For more than three decades, California’s vast pension funds have routinely been urged to make investment decisions by applying a simple four-word mantra: Do the right thing.
When 12 of the state’s congressional Democrats recently asked pension officials to take action, they argued that the right thing also is the legal thing to do. They insisted that an investment by the California Public Employees’ Retirement System, CalPERS, is helping President Trump break the law.
That investment is “jeopardizing the funds of your members and enabling a culture of corruption that threatens the very core of our democracy,” they wrote in an Oct. 30 letter concerning one of the pension fund’s real estate investments.
Tough talk aside, the letter strikes a familiar theme in questioning whether CalPERS and CalSTRS, the state’s teachers pension fund, should use their financial heft to move the needle on societal issues from human rights to public safety. Also last week, CalSTRS agreed to research a sweeping proposal from state Treasurer John Chiang to divest from retailers that sell guns or ammunition that are illegal under California law.

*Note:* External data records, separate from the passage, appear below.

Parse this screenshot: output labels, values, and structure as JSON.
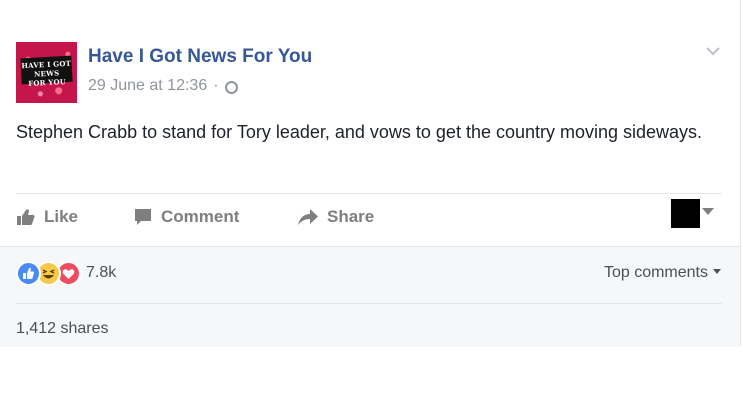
{
  "post": {
    "page_name": "Have I Got News For You",
    "timestamp": "29 June at 12:36",
    "separator": "·",
    "privacy_icon": "globe-icon",
    "avatar_text_line1": "HAVE I GOT NEWS",
    "avatar_text_line2": "FOR YOU",
    "text": "Stephen Crabb to stand for Tory leader, and vows to get the country moving sideways."
  },
  "actions": {
    "like_label": "Like",
    "comment_label": "Comment",
    "share_label": "Share"
  },
  "footer": {
    "reaction_icons": [
      "like-reaction-icon",
      "haha-reaction-icon",
      "love-reaction-icon"
    ],
    "reaction_count": "7.8k",
    "top_comments_label": "Top comments",
    "shares_label": "1,412 shares"
  },
  "colors": {
    "link_blue": "#365899",
    "meta_gray": "#90949c",
    "action_gray": "#7f7f7f",
    "footer_bg": "#f6f7f9",
    "like_blue": "#4a8af4",
    "love_red": "#ee4b61",
    "haha_yellow": "#f7c949"
  }
}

“It would be recklessly inconsistent for anyone who supports California’s assault weapons ban to believe that investing in companies selling these weapons or ancillary devices ensures teachers’ retirement security,” Chiang told the CalSTRS board. It’s a proposal sparked by the Oct. 1 deadly mass shooting in Las Vegas.
The starting point for much of this modern debate over pension fund investments was 1986, when state lawmakers instructed CalPERS to cancel investments in companies doing business in South Africa, a way to leverage billions of dollars of public employee assets to strike a blow against the country’s apartheid government. Countries with poor records on human rights were the target of a divestment movement in the last decade, and funds shed investments in gun manufacturers after the 2012 massacre at a Connecticut elementary school.

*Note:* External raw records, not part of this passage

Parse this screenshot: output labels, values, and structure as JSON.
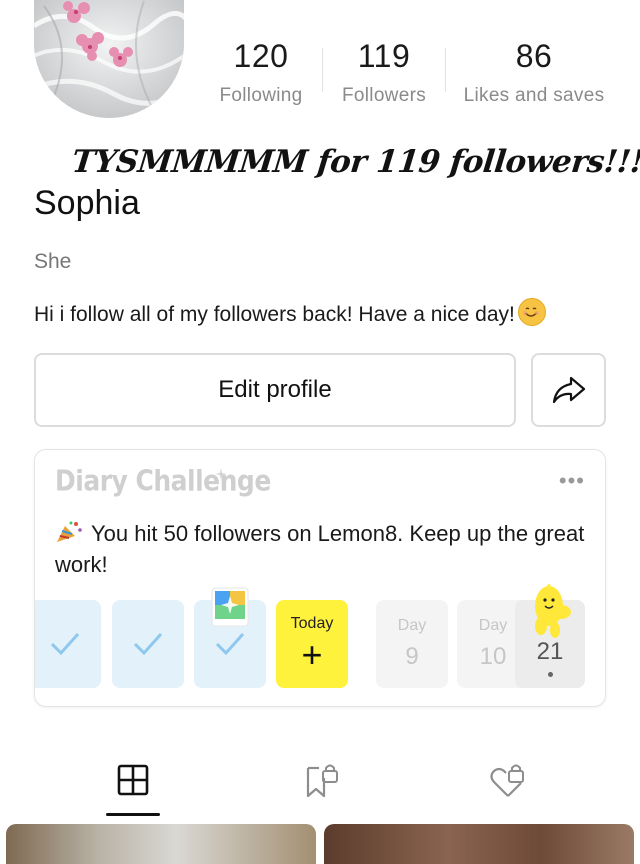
{
  "profile": {
    "name": "Sophia",
    "pronoun": "She",
    "bio": "Hi i follow all of my followers back! Have a nice day!",
    "overlay_caption": "TYSMMMMM for 119 followers!!!!"
  },
  "stats": [
    {
      "value": "120",
      "label": "Following"
    },
    {
      "value": "119",
      "label": "Followers"
    },
    {
      "value": "86",
      "label": "Likes and saves"
    }
  ],
  "buttons": {
    "edit_profile": "Edit profile"
  },
  "diary": {
    "title": "Diary Challenge",
    "more": "•••",
    "message": "You hit 50 followers on Lemon8. Keep up the great work!",
    "today_label": "Today",
    "today_icon": "+",
    "days": [
      {
        "label": "Day",
        "num": "9"
      },
      {
        "label": "Day",
        "num": "10"
      },
      {
        "label": "",
        "num": "21"
      }
    ]
  },
  "tabs": [
    {
      "icon": "grid-icon",
      "active": true
    },
    {
      "icon": "bookmark-lock-icon",
      "active": false
    },
    {
      "icon": "heart-lock-icon",
      "active": false
    }
  ],
  "colors": {
    "today": "#fff23d",
    "done": "#e3f1fb",
    "check": "#8ec8ef"
  }
}
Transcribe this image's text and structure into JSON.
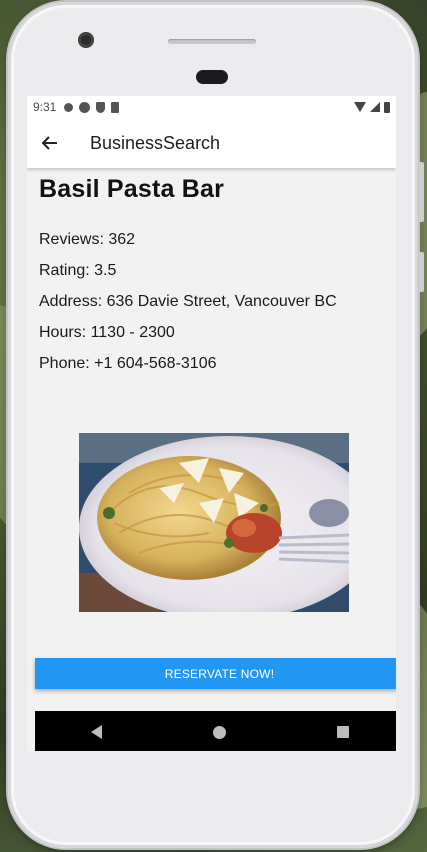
{
  "status_bar": {
    "time": "9:31",
    "icons": [
      "gear-icon",
      "android-a-icon",
      "shield-icon",
      "sd-card-icon",
      "wifi-icon",
      "signal-icon",
      "battery-icon"
    ]
  },
  "app_bar": {
    "title": "BusinessSearch",
    "back_icon": "arrow-left-icon"
  },
  "business": {
    "name": "Basil Pasta Bar",
    "reviews": "Reviews: 362",
    "rating": "Rating: 3.5",
    "address": "Address: 636 Davie Street, Vancouver BC",
    "hours": "Hours: 1130 - 2300",
    "phone": "Phone: +1 604-568-3106"
  },
  "reserve_button": {
    "label": "RESERVATE NOW!",
    "color": "#2196f3"
  },
  "nav_bar": {
    "icons": [
      "back-triangle-icon",
      "home-circle-icon",
      "recents-square-icon"
    ]
  }
}
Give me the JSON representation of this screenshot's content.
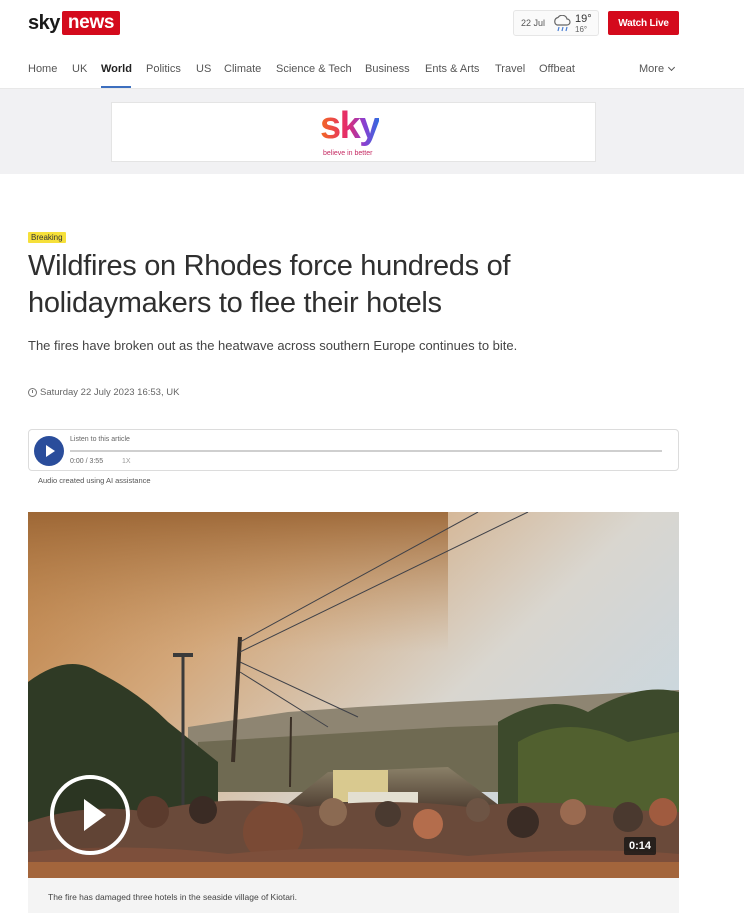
{
  "header": {
    "logo_sky": "sky",
    "logo_news": "news",
    "weather": {
      "date": "22 Jul",
      "high": "19°",
      "low": "16°",
      "icon": "rain-cloud-icon"
    },
    "watch_live_label": "Watch Live"
  },
  "nav": {
    "items": [
      {
        "label": "Home"
      },
      {
        "label": "UK"
      },
      {
        "label": "World",
        "active": true
      },
      {
        "label": "Politics"
      },
      {
        "label": "US"
      },
      {
        "label": "Climate"
      },
      {
        "label": "Science & Tech"
      },
      {
        "label": "Business"
      },
      {
        "label": "Ents & Arts"
      },
      {
        "label": "Travel"
      },
      {
        "label": "Offbeat"
      }
    ],
    "more_label": "More"
  },
  "ad": {
    "brand": "sky",
    "tagline": "believe in better"
  },
  "article": {
    "badge": "Breaking",
    "headline": "Wildfires on Rhodes force hundreds of holidaymakers to flee their hotels",
    "standfirst": "The fires have broken out as the heatwave across southern Europe continues to bite.",
    "timestamp": "Saturday 22 July 2023 16:53, UK"
  },
  "audio": {
    "label": "Listen to this article",
    "time": "0:00 / 3:55",
    "speed": "1X",
    "note": "Audio created using AI assistance"
  },
  "video": {
    "duration": "0:14",
    "caption": "The fire has damaged three hotels in the seaside village of Kiotari."
  },
  "colors": {
    "brand_red": "#d40a1c",
    "play_blue": "#2a4d9b",
    "breaking_yellow": "#f6e03a",
    "nav_active": "#3d6fbf"
  }
}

The tough talk on Trump is one of the more unusual efforts. An April investigation by Reuters found that pension systems in seven states have money in an investment fund that pays one of the president’s companies to run a Manhattan hotel — money that could be considered a payment from those individual states. Critics have said Trump’s business entanglements at home and abroad violate the ban on emoluments under the United States Constitution.
The Democrats who signed last week’s letter wonder why CalPERS isn’t taking action. “Adopting a ‘wait and see’ approach when your legal, fiduciary and ethical obligations require action is not prudent nor acceptable,” said the letter from the members of Congress.

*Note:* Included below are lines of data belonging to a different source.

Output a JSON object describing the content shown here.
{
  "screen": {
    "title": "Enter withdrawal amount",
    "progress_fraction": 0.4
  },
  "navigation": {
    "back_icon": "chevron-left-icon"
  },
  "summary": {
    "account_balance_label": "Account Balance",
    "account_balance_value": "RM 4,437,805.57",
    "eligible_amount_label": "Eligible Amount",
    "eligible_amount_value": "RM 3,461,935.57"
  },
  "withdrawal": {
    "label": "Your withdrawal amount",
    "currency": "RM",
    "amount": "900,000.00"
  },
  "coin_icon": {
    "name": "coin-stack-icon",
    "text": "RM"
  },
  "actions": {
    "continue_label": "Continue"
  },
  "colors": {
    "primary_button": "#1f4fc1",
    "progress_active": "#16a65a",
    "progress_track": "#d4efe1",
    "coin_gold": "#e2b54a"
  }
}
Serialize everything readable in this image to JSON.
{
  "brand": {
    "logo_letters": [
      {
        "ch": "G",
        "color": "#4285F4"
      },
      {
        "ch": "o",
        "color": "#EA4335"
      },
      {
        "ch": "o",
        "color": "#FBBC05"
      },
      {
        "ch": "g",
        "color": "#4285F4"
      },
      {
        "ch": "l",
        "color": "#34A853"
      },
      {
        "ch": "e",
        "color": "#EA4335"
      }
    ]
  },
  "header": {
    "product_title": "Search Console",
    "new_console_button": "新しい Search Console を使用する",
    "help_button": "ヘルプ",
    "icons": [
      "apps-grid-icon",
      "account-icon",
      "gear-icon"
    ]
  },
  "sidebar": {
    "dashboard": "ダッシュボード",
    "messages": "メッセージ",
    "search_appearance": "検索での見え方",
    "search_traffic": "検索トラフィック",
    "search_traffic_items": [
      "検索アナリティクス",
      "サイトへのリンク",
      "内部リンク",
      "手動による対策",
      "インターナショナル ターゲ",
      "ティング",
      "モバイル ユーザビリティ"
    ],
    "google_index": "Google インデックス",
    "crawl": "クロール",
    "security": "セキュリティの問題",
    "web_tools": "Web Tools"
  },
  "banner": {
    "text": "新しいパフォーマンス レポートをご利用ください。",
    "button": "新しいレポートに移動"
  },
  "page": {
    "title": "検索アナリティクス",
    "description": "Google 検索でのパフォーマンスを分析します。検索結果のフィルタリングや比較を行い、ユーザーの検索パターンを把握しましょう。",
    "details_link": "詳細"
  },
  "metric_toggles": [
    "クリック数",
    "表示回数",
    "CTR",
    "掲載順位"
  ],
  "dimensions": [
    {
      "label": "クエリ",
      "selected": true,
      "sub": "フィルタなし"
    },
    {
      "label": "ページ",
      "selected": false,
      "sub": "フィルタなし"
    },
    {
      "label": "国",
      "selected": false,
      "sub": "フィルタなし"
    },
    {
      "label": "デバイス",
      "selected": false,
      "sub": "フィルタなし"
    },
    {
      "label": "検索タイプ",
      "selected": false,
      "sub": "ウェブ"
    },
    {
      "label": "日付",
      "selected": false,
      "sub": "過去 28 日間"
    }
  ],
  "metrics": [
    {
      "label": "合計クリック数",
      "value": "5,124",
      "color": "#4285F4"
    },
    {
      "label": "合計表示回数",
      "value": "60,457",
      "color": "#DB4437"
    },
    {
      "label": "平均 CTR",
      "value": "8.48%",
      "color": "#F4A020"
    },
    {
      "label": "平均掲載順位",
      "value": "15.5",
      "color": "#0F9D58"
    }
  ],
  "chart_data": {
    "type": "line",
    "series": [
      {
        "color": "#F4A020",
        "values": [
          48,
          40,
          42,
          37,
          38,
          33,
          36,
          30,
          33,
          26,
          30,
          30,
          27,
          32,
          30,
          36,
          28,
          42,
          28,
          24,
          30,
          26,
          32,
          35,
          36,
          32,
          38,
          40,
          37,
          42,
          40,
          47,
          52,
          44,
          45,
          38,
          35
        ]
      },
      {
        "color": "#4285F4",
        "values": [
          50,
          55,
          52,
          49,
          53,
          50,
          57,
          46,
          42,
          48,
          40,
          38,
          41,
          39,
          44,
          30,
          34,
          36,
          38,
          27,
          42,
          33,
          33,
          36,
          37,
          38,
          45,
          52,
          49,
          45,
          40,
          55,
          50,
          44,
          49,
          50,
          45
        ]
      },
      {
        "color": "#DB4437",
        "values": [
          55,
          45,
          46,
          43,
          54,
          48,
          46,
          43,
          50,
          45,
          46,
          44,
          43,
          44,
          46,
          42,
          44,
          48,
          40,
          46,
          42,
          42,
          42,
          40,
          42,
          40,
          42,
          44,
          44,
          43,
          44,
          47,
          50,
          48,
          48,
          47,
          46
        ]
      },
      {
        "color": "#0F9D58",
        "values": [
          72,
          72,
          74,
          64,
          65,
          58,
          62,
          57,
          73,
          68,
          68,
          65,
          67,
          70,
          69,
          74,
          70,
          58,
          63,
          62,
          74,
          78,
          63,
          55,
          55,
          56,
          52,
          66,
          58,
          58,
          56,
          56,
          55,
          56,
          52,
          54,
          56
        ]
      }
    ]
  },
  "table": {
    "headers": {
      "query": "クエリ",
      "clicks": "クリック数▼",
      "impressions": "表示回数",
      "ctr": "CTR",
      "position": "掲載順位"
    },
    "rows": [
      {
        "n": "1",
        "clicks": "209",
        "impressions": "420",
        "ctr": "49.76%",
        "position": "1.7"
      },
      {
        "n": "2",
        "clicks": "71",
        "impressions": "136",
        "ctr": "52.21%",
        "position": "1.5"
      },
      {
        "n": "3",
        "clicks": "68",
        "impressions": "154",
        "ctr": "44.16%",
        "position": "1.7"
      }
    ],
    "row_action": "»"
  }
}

Others are pushing to cancel pension investments in the oil and gas industry, following a 2015 divestment of interests in coal companies. These actions may have political support but come at a price for a pension system that’s currently projected to come up short on its future retirement obligations.
The divestment decisions already made have shrunk CalPERS’ portfolio by about $8 billion, according to an analysis that staffers are scheduled to update next month. The single largest part of that cost was the decision to walk away from investments in tobacco companies. They may disagree on the merits, but supporters and critics of pension divestment efforts both believe that actions have consequences.